Tidak butuh waktu lama bagi wanita ini untuk membeli narkoba dalam jumlah besar untuk dirinya sendiri dan menjualnya kepada orang lain, sambil tetap menjaga penampilan di komunitasnya. Dia memiliki pekerjaan yang baik, akses ke uang, dan dapat dipercaya, sehingga orang-orang memberikan uang mereka kepadanya untuk membeli narkoba dalam jumlah besar.
"Ketika saya menjadi pengguna harian, itu mulai menjadi masalah bagaimana mendapatkannya tanpa bertemu dengan elemen berbahaya atau berada di tempat di mana Anda bisa tertangkap," katanya.
"Orang-orang seperti saya sangat pandai menutupi kejahatan kami karena kami tidak ingin ada yang tahu – kami tidak berantakan, kami tidak berkelahi di jalanan, kami mencoba menjalani kehidupan kami dan menemukan cara untuk meredakan rasa sakit kami."
"Ini ada di mana-mana, Anda akan sangat terkejut dengan orang-orang di semua profesi yang menggunakan dan menjual – dokter, sopir ambulans, perawat, pekerja tambang."
Seorang ahli kecanduan yang telah bekerja di sistem penjara selama beberapa dekade mengatakan bahwa wajah pengedar narkoba sekarang adalah wanita berusia 30-an dan 40-an. Pendiri Klinik Whitehaven, Tabitha Corser, mengatakan peningkatan jumlah wanita yang mendistribusikan narkoba sangat mencengangkan, namun mereka sering terbang di bawah radar.
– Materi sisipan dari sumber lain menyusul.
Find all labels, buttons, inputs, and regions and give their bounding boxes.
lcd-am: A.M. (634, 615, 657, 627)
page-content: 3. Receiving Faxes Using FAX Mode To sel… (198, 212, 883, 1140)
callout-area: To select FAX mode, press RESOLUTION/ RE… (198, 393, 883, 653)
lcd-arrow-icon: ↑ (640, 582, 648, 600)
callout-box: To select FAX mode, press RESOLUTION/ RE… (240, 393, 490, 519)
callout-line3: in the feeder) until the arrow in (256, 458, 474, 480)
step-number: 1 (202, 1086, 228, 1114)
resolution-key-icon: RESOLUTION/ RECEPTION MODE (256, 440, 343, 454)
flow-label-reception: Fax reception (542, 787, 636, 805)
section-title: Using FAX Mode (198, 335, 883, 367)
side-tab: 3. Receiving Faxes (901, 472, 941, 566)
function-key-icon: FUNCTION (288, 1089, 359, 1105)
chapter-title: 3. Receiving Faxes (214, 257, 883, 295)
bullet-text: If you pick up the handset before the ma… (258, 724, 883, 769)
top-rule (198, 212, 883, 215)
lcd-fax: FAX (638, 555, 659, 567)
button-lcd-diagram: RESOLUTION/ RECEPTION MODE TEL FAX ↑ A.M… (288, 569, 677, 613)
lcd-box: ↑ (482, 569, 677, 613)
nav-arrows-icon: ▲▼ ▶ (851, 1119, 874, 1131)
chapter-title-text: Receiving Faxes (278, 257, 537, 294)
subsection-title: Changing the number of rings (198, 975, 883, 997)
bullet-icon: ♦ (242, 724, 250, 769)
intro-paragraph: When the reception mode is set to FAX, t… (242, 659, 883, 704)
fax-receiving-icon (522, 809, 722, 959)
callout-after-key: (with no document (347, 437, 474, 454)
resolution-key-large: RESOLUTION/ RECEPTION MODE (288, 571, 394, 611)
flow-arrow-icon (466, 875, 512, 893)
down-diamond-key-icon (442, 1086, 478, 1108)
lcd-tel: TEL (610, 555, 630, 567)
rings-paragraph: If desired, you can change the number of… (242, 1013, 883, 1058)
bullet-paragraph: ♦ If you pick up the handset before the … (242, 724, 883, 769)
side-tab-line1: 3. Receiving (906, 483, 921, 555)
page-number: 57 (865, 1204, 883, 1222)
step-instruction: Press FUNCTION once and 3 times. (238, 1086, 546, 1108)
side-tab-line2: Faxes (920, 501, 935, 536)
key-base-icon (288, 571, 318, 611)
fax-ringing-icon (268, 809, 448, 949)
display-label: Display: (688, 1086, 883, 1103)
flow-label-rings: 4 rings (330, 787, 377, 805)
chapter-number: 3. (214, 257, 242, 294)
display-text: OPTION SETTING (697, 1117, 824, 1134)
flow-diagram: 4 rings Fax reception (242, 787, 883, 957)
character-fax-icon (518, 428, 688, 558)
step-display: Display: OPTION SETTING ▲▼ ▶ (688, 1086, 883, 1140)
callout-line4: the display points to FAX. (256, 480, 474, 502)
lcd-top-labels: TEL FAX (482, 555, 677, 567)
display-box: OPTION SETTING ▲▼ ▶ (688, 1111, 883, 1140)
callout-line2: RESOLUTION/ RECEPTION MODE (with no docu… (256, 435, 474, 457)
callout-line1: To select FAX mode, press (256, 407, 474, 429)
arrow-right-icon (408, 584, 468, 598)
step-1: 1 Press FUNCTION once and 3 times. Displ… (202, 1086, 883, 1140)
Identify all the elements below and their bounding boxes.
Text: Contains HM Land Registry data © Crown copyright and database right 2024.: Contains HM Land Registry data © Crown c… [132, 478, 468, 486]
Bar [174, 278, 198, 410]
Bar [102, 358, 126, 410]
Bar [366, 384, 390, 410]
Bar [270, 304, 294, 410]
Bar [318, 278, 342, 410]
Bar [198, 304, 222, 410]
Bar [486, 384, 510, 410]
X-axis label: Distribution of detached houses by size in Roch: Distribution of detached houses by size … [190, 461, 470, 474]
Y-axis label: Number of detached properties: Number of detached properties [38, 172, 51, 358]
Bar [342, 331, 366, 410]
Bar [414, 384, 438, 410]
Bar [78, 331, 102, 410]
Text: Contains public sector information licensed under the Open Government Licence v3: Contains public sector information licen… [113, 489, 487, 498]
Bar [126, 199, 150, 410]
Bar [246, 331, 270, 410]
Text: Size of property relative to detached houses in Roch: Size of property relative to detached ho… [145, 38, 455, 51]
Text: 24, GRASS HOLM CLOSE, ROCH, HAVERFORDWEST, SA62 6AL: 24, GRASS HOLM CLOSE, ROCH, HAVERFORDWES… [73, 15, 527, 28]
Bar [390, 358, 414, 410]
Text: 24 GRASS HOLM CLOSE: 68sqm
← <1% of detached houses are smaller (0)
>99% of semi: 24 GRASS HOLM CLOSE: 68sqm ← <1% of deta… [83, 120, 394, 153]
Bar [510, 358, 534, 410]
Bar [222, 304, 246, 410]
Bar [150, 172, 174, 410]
Klinik ini berspesialisasi dalam rehabilitasi dan memberikan program kecanduan di penjara-penjara Australia Barat. Ms Corser mengatakan jumlah pengedar narkoba wanita telah berlipat ganda dalam setahun terakhir dibandingkan lima tahun lalu saat dia pertama kali memperhatikan tren ini.
"Saat saya mulai melakukan pekerjaan ini 14 tahun lalu, 100 persen pengedar narkoba adalah pria," katanya.
"Saat seseorang mulai menjadi pengedar narkoba, itu seringkali karena penggunaan narkoba mereka sendiri. Tidak ada yang menjadi pengedar narkoba karena itu adalah pilihan karir yang hebat."